“Safer” cigarette smoke just as harmful to embryos

Smoke from so-called harm-reduction cigarettes is just as dangerous to developing embryos as smoke from standard cigarettes, and may be even more toxic, new experiments with mouse embryo stem cells show.

The smoke issuing from the ends of these cigarettes is more harmful than the fumes inhaled through a filter, Dr. Prue Talbot of the University of California, Riverside and her colleagues report in the journal Human Reproduction.

There has been very little research on the chemicals remaining in cigarettes treated to remove certain toxic and cancer-causing substances and even less on how smoke from these cigarettes might affect developing embryos, Talbot told Reuters Health. “The caveat is there are many things in smoke besides the known carcinogens - smoke has somewhere between 4,000 and 6,000 chemicals in it,” she said.

To investigate, Talbot and her team grew mouse embryonic stem cells in mediums containing four different concentrations of smoke from Marlboro Reds and three harm-reduction brands: Marlboro Lights, which have multiple tiny holes placed in the filter to reduce the amount of smoke inhaled; Advance cigarettes, which are treated to reduce certain carcinogens; and Quest, a nicotine-free cigarette.
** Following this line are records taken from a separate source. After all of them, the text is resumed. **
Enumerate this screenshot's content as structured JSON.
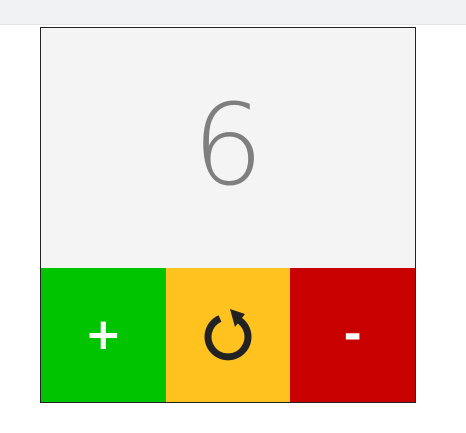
{
  "counter": {
    "value": "6",
    "increment_label": "+",
    "decrement_label": "-",
    "reset_icon": "reset-icon"
  },
  "colors": {
    "increment": "#00c400",
    "reset": "#ffc21f",
    "decrement": "#c80000",
    "display_bg": "#f4f4f5",
    "value_text": "#7f7f7f"
  }
}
In one experiment, they measured the ability of cells to attach to a protein substrate (a stand-in for uterine implantation), and in the other they measured the ability of the cells to divide.
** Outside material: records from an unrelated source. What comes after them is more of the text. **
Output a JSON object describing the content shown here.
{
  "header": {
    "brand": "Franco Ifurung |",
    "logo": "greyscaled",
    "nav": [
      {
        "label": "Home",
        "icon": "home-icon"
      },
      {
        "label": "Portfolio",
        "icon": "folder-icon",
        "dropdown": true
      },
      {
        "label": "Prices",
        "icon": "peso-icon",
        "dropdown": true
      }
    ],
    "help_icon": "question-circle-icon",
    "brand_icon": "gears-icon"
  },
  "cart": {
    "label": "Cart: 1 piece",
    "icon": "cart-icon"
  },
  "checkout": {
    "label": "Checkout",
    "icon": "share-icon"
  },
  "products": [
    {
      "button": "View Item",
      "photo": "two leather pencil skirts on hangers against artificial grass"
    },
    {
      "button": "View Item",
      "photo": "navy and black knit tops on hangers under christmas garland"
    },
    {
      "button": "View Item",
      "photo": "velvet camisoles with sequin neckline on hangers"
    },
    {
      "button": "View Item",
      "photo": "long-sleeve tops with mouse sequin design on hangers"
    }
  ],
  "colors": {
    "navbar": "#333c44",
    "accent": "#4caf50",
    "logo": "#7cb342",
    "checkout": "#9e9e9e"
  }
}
At all concentrations, and in both sets if experiments, all four types of cigarette smoke impaired the cells’ ability to attach, and the higher the concentration, the stronger the effect.

In every case, the non-filtered “sidestream” smoke was more toxic than the filtered “mainstream” smoke.

Similar effects were seen on the ability of attached cells to divide and survive. Smoke exposure also caused some of the attached cells to become detached, and again, the higher the concentration of smoke, the greater the effect.

Exposing pre-implantation mouse embryos to smoke solutions produced similar effects.

Based on the findings, Talbot said, any woman of reproductive age should not only not actively smoke, but should also do her best to avoid being exposed to cigarette smoke.

Women who are in the extremely early stages of pregnancy often don’t know it, she added, and the current findings suggest that this is when a developing embryo might be most vulnerable to exposure.

Talbot and her team are beginning to conduct similar work using human embryonic stem cells, and so far have seen similar results, she said.